La formation des frontières lors des indépendances latino-américaines
Le construction des frontières moment des indépendances américaines vis-à-vis de la Couronne Espagnole a dirigé les relations inter-étatiques du continent au cours du XIXe siècle. Retour sur la construction des démarcations territoriales de ces nouveaux États, notamment autour du principe « uti possidetis ».
Au début du XIXe siècle, l’invasion napoléonienne en Espagne aura pour effet de déstabiliser la monarchie espagnole. Celle-ci se trouva séparée de son immense Empire outre-Atlantique et vit s’enclencher un mouvement d’insurrection des colonies américaines envers la métropole. De 1810 à 1825, plusieurs révolutions éclatent sur le continent notamment autour de figures emblématiques telles que Simón Bolívar, José de San Martín ou Bernardo O’Higgins. Ce processus aboutît au démembrement de l’Empire Espagnol et à la création de nombreux pays malgré les tentatives de la part de la Couronne de récupérer ces territoires perdus. C’est d’ailleurs à cette époque – précisément le 2 décembre 1823 – que le président des États-Unis, James Monroe, profita de ces événements pour énoncer sa « doctrine », condamnant toute intervention européenne sur l’ensemble du continent américain.
La carte des frontières du continent américain est directement liée à l’administration politique espagnole (et portugaise pour le Brésil) de ses colonies. La difficulté quant-à la définition de ces démarcations territoriales tient au fait que contrairement à ce qui s’est passé en Europe, l’État (ou plutôt l’administration coloniale) a précédé la Nation en Amérique. Lorsque les Colonies d’Amérique déclarèrent leurs indépendances, elles adoptèrent le principe uti possidetis juris, avec l’objectif de prouver que les frontières des nouvelles Républiques correspondaient à celles de anciennes provinces auxquelles elles s’étaient substituées. L’expression latine uti possidetis en droit romain servait quant-aux questions de possession privée. L’idée de base de ce principe est « vous posséderez ce que possédiez déjà ». Dans l’esprit des diplomates, le territoire délimitant une ancienne colonie – la Capitainerie Générale du Chili par exemple – devait continuer à être le même en raison d’un état de possession effective du territoire. Par l’usage de ce principe, les pays nouvellement indépendants devaient s’appuyer sur un maillage politique déjà existant et ainsi éviter des conflits.
Une conception juridique des frontières qui assura une relative stabilité régionale
Au XIXe siècle, ces jeunes Républiques entamèrent une phase de construction d’Etats-Nations. Les frontières de droit mirent du temps à être des frontières de fait pour plusieurs raisons.
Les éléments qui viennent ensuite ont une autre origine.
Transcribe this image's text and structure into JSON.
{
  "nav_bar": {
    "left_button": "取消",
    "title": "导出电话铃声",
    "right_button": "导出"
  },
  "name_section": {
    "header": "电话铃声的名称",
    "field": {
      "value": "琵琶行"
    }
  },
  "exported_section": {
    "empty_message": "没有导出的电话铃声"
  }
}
Tout d’abord, le faible peuplement du continent laissant d’immenses inhabités voire inexplorés a entretenu un flou quant-aux limites effectives entre chaque région. De plus, les frontières tracées, qui étaient auparavant la division d’un seul pays, ne correspondaient pas au frontières ethniques indigènes. Enfin, les nouveaux États luttèrent entre eux pour s’approprier les nombreuses richesses du continent et s’affirmer sur la scène continentale. Ainsi, lors de la Guerre du Pacifique (1879-1884) pour les richesses du désert d’Atacama (nitrate, cuivre) entre le Chili et l’alliance du Pérou et de la Bolivie, cette dernière perdit son accès à l’Océan Pacifique. Le XIXe siècle constitue la volonté de ces jeunes pays de s’affirmer dans un espace régional en mutation démographique, économique et politique. Les conflits frontaliers américains à cette époque tiennent plus à l’adaptation à la réalité de frontières tracées sans réel fondement géographique ou historique.
Par cette construction singulière de ses frontières, l’Amérique Latine s’est assurée une relative stabilité par rapport à d’autres régions du monde, les guerres frontalières américaines ayant toujours impliqué deux à trois pays au maximum pour des questions précises. C’est ce qui permet aujourd’hui au continent d’être actuellement l’un des plus dynamiques. D’ailleurs, le renforcement de la coopération économique régionale depuis plusieurs décennies tient également aux relations pacifiées qu’entretiennent la quasi-totalité de ces États.